O mais estranho, entretanto, é a sensação de andar na rua, desprotegido e sem saber se a pessoa que parou ao seu lado para esperar o sinal abrir não estaria contaminada, se não é na hora que eu recebi o bom dia da caixa que terei contraído o vírus. Uma sensação estranha e muito desagradável e incômoda de se sentir ameaçado e não saber por quem, sendo obrigado a desconfiar, a temer todos. Algo que nunca havia sentido antes, em minhas muitas andanças por São Paulo, nem mesmo quando me aventurei de madrugada pela chamada Cracolândia, onde ao menos se tem noção de por onde fugir. Já hoje, no quente sol do meio dia, não como antever de onde vem o perigo e, portanto, as rotas de fuga - uma sensação mais que propícia para que o estado ou algum ente equivalente lance mão de controle de toda a população, como forma de aplacar essa vulnerabilidade extrema. Biopolítica sentida na pele.

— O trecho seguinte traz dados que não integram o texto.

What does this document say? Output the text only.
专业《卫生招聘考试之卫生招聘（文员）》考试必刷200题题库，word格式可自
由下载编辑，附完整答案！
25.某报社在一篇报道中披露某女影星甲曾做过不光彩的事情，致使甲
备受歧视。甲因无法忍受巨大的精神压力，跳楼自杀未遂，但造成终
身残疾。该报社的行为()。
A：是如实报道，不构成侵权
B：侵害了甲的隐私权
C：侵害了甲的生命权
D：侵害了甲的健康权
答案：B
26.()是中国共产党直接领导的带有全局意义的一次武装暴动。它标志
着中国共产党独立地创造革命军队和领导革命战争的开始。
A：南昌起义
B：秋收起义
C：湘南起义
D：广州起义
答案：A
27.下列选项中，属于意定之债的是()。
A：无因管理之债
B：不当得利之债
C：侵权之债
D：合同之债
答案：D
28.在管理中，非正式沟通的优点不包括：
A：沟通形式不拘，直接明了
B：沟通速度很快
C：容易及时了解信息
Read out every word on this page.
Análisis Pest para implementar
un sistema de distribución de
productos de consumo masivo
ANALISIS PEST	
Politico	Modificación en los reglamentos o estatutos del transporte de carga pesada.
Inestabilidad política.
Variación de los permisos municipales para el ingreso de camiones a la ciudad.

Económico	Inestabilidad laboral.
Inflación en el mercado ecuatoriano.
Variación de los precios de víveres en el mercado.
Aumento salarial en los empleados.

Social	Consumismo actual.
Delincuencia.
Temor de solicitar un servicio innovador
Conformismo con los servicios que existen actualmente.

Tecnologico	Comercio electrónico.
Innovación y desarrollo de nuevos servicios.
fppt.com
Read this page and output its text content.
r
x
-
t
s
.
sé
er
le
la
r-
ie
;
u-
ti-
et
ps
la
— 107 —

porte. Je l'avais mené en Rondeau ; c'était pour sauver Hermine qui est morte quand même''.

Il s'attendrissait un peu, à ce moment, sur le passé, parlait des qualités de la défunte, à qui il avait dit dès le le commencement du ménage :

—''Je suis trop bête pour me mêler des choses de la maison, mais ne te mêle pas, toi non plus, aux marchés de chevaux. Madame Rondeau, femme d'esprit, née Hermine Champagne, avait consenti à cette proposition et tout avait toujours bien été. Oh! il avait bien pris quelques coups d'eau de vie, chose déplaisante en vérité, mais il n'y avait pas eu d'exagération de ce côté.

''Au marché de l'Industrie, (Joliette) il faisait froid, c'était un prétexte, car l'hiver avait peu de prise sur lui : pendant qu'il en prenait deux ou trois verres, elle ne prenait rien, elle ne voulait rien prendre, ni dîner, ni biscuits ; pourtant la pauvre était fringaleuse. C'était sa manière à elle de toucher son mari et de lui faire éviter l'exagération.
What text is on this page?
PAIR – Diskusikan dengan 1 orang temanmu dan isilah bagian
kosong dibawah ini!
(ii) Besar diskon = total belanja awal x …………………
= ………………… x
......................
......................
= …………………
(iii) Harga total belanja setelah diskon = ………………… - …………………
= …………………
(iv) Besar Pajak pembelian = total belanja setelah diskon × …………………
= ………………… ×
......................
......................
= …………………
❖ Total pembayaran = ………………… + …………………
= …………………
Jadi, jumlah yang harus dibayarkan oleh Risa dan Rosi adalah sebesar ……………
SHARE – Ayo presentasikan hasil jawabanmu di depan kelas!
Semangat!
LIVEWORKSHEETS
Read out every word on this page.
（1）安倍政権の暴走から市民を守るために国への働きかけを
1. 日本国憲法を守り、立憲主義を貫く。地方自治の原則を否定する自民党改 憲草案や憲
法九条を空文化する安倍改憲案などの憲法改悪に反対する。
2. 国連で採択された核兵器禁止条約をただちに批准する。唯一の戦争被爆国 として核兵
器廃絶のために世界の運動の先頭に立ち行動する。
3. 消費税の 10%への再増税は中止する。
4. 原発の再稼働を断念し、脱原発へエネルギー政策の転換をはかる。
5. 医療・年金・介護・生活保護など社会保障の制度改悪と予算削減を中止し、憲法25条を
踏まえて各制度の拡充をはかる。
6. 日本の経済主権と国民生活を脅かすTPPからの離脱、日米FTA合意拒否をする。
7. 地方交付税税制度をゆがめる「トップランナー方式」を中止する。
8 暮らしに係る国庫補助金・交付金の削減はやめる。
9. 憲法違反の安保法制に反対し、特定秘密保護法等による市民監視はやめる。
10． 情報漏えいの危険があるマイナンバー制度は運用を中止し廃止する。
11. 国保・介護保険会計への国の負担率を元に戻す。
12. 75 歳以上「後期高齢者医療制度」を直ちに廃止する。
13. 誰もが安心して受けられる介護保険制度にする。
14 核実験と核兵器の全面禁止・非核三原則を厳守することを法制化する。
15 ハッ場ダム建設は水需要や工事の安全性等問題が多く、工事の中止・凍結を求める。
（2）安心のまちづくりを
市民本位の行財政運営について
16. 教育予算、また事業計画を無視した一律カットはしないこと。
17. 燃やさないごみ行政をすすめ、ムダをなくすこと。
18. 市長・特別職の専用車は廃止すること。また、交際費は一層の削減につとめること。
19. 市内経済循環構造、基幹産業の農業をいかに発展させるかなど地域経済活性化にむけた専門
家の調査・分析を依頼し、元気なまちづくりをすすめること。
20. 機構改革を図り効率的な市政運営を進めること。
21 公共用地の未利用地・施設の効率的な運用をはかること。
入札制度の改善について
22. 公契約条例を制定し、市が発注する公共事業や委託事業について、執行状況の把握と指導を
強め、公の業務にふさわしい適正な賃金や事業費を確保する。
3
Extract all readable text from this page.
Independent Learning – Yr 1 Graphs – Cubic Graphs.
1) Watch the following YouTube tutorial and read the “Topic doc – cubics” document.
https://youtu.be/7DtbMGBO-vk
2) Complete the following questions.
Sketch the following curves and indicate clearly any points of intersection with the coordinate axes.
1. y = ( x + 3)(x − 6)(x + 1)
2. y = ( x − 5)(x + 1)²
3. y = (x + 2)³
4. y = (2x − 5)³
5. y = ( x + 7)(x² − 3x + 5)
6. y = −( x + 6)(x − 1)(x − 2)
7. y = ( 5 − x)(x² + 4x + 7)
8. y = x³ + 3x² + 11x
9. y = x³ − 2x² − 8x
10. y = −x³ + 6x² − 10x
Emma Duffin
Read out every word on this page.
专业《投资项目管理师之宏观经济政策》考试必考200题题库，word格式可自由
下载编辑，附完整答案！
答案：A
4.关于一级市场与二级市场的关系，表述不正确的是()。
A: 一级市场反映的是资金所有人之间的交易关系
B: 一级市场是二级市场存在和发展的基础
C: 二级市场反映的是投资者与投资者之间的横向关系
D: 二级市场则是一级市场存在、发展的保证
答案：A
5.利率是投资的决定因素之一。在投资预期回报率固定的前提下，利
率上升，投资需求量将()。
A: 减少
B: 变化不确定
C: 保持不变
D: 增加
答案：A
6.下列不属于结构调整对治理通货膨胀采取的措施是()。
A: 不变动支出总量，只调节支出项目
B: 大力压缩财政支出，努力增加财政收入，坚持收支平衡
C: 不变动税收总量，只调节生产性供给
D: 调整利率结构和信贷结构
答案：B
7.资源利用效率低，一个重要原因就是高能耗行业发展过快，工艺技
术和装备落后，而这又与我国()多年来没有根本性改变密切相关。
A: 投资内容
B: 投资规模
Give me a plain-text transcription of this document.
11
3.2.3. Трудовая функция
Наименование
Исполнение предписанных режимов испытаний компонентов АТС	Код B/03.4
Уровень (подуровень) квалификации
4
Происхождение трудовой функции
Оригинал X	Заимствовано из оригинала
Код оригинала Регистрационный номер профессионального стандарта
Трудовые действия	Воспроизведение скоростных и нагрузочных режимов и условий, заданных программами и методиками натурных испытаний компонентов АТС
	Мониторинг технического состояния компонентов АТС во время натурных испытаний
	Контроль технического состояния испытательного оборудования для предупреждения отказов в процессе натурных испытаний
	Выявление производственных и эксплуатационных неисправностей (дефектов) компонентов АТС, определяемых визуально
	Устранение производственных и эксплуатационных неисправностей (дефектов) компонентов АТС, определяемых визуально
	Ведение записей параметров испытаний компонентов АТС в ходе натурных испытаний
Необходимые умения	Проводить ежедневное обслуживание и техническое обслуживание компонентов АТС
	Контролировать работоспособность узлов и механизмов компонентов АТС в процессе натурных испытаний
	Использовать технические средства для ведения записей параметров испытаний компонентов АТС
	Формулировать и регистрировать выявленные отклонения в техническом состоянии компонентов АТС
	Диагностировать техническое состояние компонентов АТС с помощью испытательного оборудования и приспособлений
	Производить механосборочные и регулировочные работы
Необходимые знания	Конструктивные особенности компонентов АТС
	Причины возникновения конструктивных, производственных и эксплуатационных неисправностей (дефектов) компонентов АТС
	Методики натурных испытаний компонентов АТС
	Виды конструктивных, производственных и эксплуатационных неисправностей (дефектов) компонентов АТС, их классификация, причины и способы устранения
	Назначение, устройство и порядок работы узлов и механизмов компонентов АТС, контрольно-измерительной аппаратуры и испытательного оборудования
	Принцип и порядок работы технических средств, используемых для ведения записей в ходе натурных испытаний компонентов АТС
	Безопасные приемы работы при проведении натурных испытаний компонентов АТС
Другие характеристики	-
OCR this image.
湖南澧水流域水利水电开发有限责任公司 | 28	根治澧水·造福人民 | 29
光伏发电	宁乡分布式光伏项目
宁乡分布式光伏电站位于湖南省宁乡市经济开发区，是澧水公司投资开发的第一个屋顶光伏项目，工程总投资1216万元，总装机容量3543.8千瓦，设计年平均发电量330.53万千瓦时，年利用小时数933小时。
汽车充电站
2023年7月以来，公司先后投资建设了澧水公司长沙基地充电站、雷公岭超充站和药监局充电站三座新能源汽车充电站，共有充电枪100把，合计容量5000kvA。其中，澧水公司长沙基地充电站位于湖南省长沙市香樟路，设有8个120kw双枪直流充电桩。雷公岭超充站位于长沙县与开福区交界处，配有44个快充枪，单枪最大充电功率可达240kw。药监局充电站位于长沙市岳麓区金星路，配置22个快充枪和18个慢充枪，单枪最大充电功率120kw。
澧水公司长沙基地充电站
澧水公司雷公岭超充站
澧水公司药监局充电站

Ao regressar a minha casa, em minha bolha virtual de classe média, meus conhecidos aderiram à quarentena, abnegadamente, e faziam da experiência uma espécie de reality show para instagram, de performance medíocre de exposição do ego: dois dias e reclamam de tédio, como se não passassem três dias trancados em casa, fazendo maratona de seriados; "momento faxina", como se fosse algo genial fazer uma faxina na casa; vontade absurda de começar a fazer sexo grupal - justo agora que não dá pra sair de casa -, e uma miríade de exemplos de como classe média sofre. Sofre e é consciente: porque, claro, o que não faltou foi defesa de que se dispensasse e pagasse as diaristas, e muitas críticas a quem ousou sair de casa com o coronavírus no ar - como as mães que largaram seus filhos (já que não tem aula) para ganhar o pão do dia, ou os entregadores dos produtos que eles compraram pela internet.